Dikkat ettiniz mi? Neo-con aklı yıllardır Benjamin Netanyahu’yu nasıl İsrail’in başında tutuyormuş? Neo-con aklı başka ülkelerde de otoriter liderleri yıllardır iktidarda tutuyor; onları destekliyor. Ama bu neo-con’lar Evangelist değil, Yahudi. Diyeceksiniz ki Evangelismle Yahudilik arasında çok geçirgenlik var. Haklısınız.
Raporun en önemli maddelerinden, Ankara’yı ilgilendireni, İsrail’in Türkiye ve Ürdün’le yakın mesaide olmasının gerekliliği. Bir de Netanyahu’ya Filistin toplumu üstündeki Yasser Arafat (FKÖ kurucu lideri) etkisine karşı alternatifler yaratılmasının öneminin telkin edilmesi... Arada kesintiler hariç, 1996’dan beri toplam 19 yıldır İsrail’in Başbakanı olan Benjamin Netanyahu anlaşılan neo-con’ların sözünü iyi dinlemiş ki kendi elleriyle, Arafat’a karşı HAMAS’ı yaratmış. Zaten 2019’daki bir konuşmasında Netanyahu HAMAS’ın kuruluşuna yardımcı olduğunu açıklamıştı. Ama yarattığı HAMAS kendisine ihanet edince de ölüm fermanını imzalamış.
Dünyayı Yahudi Lobisi yönetiyor, söylemi uzun yıllardır şehir efsanesi olarak pek ciddiye alınmazdı. Hatta bunu komplo teorisyenlerinin ürettiği söylenirdi. Ama bu rapor size işin öyle olmadığının canlı ispatı. Son örnek Suriye. Suriye’deki gelişmeleri dikkatli izleyin. Sonra dönüp içinize bakın.
Yahudi lobisinin içindeki neo-con’larla 2002 Mayıs ayında George Soros’un sahibi olduğu New Century Foundation’ın (Yeni Yüzyıl Vakfı) merkezinde yaptığım bir görüşme var.
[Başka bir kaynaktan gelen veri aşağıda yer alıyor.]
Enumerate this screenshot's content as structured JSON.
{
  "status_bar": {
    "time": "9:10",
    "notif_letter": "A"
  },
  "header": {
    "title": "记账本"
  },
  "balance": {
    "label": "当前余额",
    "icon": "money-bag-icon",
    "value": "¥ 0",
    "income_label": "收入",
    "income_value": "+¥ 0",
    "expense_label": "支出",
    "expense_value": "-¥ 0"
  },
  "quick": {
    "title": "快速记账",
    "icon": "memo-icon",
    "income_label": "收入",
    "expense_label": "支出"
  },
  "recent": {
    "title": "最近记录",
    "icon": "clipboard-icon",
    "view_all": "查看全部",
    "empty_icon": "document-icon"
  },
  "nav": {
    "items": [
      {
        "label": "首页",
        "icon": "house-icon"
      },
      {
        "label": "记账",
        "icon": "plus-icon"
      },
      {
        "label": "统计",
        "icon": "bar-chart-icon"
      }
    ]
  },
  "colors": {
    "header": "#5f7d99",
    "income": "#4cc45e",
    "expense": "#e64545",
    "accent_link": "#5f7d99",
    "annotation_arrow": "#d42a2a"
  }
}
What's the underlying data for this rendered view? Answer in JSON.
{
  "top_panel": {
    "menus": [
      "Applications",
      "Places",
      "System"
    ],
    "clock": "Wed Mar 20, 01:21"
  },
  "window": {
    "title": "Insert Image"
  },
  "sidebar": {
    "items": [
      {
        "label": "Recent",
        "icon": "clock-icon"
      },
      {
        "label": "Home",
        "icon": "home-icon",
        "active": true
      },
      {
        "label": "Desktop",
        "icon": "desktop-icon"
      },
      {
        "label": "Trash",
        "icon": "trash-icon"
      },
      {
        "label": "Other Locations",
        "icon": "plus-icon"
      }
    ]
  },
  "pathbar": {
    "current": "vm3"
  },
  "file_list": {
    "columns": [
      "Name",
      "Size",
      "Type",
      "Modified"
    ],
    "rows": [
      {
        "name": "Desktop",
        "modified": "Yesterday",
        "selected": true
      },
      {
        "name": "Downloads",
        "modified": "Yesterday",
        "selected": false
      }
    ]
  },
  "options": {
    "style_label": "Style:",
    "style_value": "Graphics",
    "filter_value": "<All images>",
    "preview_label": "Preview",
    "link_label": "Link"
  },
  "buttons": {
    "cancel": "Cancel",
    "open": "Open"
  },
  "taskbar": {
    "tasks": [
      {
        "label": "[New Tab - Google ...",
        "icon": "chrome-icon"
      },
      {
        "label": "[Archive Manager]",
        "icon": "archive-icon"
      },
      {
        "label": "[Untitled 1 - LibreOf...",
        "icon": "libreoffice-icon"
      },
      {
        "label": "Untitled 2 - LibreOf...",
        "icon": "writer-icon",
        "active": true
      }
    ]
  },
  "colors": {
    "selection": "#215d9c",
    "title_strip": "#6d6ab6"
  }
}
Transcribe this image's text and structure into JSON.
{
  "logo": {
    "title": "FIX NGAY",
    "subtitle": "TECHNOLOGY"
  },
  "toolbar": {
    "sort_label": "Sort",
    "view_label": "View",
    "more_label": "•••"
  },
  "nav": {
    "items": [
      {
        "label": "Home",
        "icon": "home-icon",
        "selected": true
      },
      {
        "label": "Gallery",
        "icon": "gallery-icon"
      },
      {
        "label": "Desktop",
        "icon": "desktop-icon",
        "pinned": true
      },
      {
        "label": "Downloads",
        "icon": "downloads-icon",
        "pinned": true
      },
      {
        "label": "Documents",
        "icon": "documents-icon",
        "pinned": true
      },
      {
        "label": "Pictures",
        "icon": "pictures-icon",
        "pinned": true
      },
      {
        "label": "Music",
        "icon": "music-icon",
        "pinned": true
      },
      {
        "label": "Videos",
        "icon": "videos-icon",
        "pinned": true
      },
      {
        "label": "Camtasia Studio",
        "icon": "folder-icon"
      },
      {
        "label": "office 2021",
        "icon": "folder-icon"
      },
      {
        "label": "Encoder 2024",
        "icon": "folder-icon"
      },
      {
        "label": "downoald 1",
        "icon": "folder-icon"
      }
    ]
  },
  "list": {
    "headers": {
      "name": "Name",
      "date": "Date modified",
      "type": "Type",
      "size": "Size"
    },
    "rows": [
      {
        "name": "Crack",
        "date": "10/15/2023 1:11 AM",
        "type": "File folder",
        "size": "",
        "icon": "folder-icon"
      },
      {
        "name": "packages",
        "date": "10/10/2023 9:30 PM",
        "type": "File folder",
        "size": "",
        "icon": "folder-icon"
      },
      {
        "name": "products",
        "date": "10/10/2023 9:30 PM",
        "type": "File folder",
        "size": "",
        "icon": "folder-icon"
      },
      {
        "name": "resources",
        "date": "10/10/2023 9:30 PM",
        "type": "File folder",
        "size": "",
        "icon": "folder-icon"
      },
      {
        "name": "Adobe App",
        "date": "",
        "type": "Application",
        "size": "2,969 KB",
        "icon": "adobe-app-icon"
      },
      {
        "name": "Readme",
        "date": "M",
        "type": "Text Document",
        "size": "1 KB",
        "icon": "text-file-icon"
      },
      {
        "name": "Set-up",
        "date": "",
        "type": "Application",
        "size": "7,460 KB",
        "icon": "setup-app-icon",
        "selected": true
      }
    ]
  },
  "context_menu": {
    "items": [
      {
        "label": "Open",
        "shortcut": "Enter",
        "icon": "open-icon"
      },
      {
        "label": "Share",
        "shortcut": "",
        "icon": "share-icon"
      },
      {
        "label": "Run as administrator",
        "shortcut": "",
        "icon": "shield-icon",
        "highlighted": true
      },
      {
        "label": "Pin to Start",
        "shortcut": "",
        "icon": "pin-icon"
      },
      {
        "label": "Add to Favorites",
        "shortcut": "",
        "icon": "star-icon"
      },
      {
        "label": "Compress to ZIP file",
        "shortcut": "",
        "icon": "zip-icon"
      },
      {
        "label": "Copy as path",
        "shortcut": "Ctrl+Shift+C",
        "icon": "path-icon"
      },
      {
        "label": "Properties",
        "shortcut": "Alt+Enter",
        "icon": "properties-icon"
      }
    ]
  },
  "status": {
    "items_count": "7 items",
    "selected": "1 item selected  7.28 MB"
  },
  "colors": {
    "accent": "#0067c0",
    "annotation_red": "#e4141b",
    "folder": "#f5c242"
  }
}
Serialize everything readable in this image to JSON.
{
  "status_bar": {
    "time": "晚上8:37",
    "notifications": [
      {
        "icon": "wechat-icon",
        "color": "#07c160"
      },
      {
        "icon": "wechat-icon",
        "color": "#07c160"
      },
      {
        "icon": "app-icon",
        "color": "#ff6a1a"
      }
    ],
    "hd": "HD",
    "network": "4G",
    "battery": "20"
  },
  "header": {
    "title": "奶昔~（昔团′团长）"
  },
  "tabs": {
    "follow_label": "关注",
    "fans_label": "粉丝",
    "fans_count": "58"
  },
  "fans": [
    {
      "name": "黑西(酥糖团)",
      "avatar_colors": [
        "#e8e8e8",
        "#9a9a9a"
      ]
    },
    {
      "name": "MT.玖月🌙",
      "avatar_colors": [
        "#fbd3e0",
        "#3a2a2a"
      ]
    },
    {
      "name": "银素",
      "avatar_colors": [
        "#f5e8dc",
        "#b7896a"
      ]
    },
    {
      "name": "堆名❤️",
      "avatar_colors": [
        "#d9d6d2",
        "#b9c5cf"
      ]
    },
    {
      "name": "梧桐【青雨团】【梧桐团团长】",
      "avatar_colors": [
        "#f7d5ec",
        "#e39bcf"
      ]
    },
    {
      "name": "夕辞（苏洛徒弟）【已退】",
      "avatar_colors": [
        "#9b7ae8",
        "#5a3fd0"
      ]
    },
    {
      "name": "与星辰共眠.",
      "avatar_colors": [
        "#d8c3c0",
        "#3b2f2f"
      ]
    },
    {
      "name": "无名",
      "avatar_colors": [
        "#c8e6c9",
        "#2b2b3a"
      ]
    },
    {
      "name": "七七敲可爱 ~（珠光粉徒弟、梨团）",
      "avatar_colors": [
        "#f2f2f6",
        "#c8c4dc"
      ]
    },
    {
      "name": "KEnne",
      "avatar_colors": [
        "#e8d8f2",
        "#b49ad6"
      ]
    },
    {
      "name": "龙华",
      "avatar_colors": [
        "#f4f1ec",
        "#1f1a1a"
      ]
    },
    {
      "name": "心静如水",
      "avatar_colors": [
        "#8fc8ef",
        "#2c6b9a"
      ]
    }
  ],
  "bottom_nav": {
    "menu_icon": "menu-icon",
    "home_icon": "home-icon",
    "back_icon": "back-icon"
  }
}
Ankara’da görev yapmış üç Yahudi asıllı Amerikan Büyükelçi Morton Abramowits, Mark Grossman ve Mark Parris o toplantıdaydı. Kendilerine yeni kurulmuş olan AKP’yi neden desteklediklerini sorduğum zaman Abramowitz çok kızmış, ayağa fırlayıp ellerini masaya vurarak, “Leyla, farkında mısın? AKP yüzyılın projesi,” demişti. Merak edenler o görüşmenin ayrıntılarını 2016’da Doğan Kitap’tan basılmış, “Manşet Yalısının Kızı” isimli yaşamımın anlatıldığı kitapta bulabilirler. Üzgünüm “milli irade”.